The lawsuit alleges SB 4 violates the First, Fourth and Fourteenth Amendments of the U.S. Constitution. It names the State of Texas, Gov. Greg Abbott and Attorney General Ken Paxton as defendants.

As the story notes, Austin City Council had previously voted to pursue litigation, so this is the culmination of that vote. This lawsuit joins with the other lawsuits already in progress. MALDEF attorney Saenz is quoted in the Trib story saying that the Austin/San Antonio suits will likely be combined with the El Cenizo/Maverick County one at some point, but until then and before the September 1 implementation date there’s plenty of time for motions and discovery.

San Antonio’s decision to file suit was a bit contentious as Mayor Ivy Taylor did not want to get involved, at least at this time. That stance has become an issue in the Mayoral runoff.

Taylor’s move gives her an 11th-hour wedge issue in her mayoral runoff campaign. Her challenger, Councilman Ron Nirenberg, supports the lawsuit and Taylor is banking on the idea that North Side conservatives will remember that when they go to the polls.

Nirenberg said in a Thursday statement that he hopes the lawsuit “will bring a fast and final resolution on the constitutionality of the law so our local law enforcement can move forward with the job of protecting the people of San Antonio.”

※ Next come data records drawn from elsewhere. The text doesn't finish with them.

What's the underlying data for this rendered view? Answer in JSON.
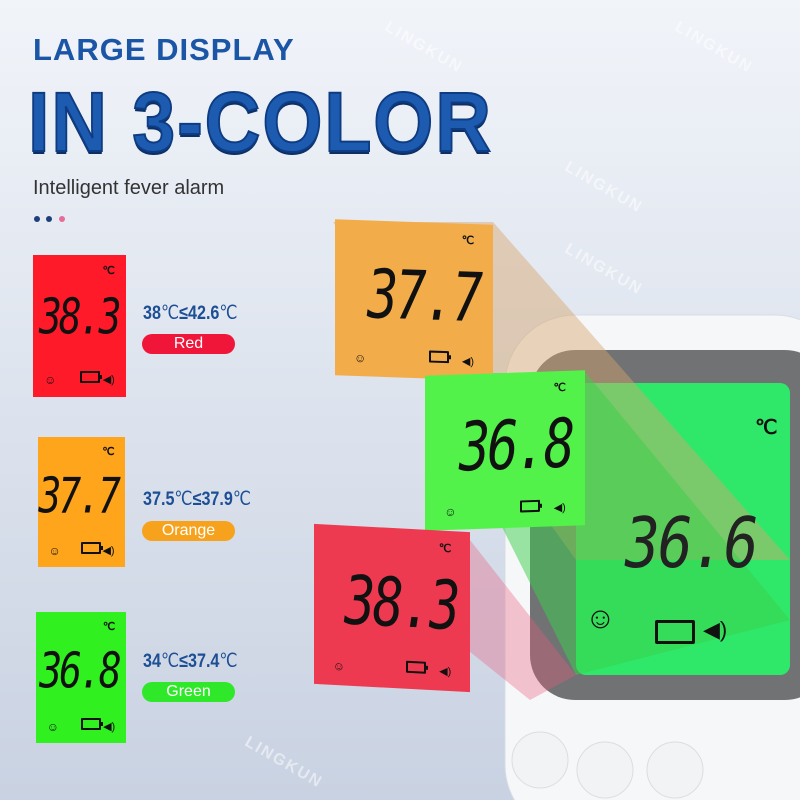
{
  "header": {
    "title_line1": "LARGE DISPLAY",
    "title_line2": "IN 3-COLOR",
    "subtitle": "Intelligent fever alarm"
  },
  "colors": {
    "red": "#ff1a2a",
    "orange": "#ffa51c",
    "green": "#30f020",
    "title_blue": "#1d5bb0",
    "device_screen": "#2fe86a"
  },
  "legend": [
    {
      "reading": "38.3",
      "range_low": "38",
      "range_high": "42.6",
      "unit": "℃",
      "le": "≤",
      "label": "Red",
      "color": "#ff1a2a"
    },
    {
      "reading": "37.7",
      "range_low": "37.5",
      "range_high": "37.9",
      "unit": "℃",
      "le": "≤",
      "label": "Orange",
      "color": "#ffa51c"
    },
    {
      "reading": "36.8",
      "range_low": "34",
      "range_high": "37.4",
      "unit": "℃",
      "le": "≤",
      "label": "Green",
      "color": "#30f020"
    }
  ],
  "lcd_unit": "℃",
  "floating": [
    {
      "reading": "37.7"
    },
    {
      "reading": "36.8"
    },
    {
      "reading": "38.3"
    }
  ],
  "device": {
    "reading": "36.6",
    "unit": "℃"
  },
  "icons": {
    "face": "smiley-face-icon",
    "battery": "battery-icon",
    "speaker": "speaker-icon"
  },
  "watermark": "LINGKUN"
}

Taylor was joined in her anti-lawsuit stance by North Side council members Joe Krier and Mike Gallagher. Like Taylor, Gallagher suggested that the city should work in coordination with the state’s other major cities before committing to litigation. Krier said the council should have voted in an open session, with full transparency and the chance for public discussion.

I agree with that point. That’s how Austin handled it, with a May 18 council vote to file suit over SB 4. By definition, City Council makes policy and deciding to participate in this lawsuit is a major policy move. In the words of former New York Jets head coach Herm Edwards, “Put your name on it.”

Saldaña agrees with the calls for transparency, but said San Antonio was running out of time because Austin and other cities are looking to S.A. to decide how they should proceed against SB 4, which goes into effect on September 1.

“The question that I posed to the mayor and the manager (Sheryl Sculley) and our city attorney was, ‘What is the best way to move quickly?’ And they said, ‘Let’s first discuss this in executive session and see what folks have an appetite for.’ But it kept getting stalled and several weeks passed from the time I originally proposed this,” Saldaña said.

“The people who are most in favor of getting it up for a (public) vote are just trying to delay the action that we’re taking. And Councilman Krier was one of them.”

Saldaña pointed out that Krier had no objections in 2014 when the council made an executive-session decision to file lawsuits against the police and fire unions over the city’s collective-bargaining agreements.

Here’s a list of statements by the Mayor and Council members following the vote to file suit. The runoff concludes June 10, so we ought to have some feedback on the political effect shortly. In the meantime, all eyes remain on Houston and Mayor Turner. ThinkProgress and the Current have more.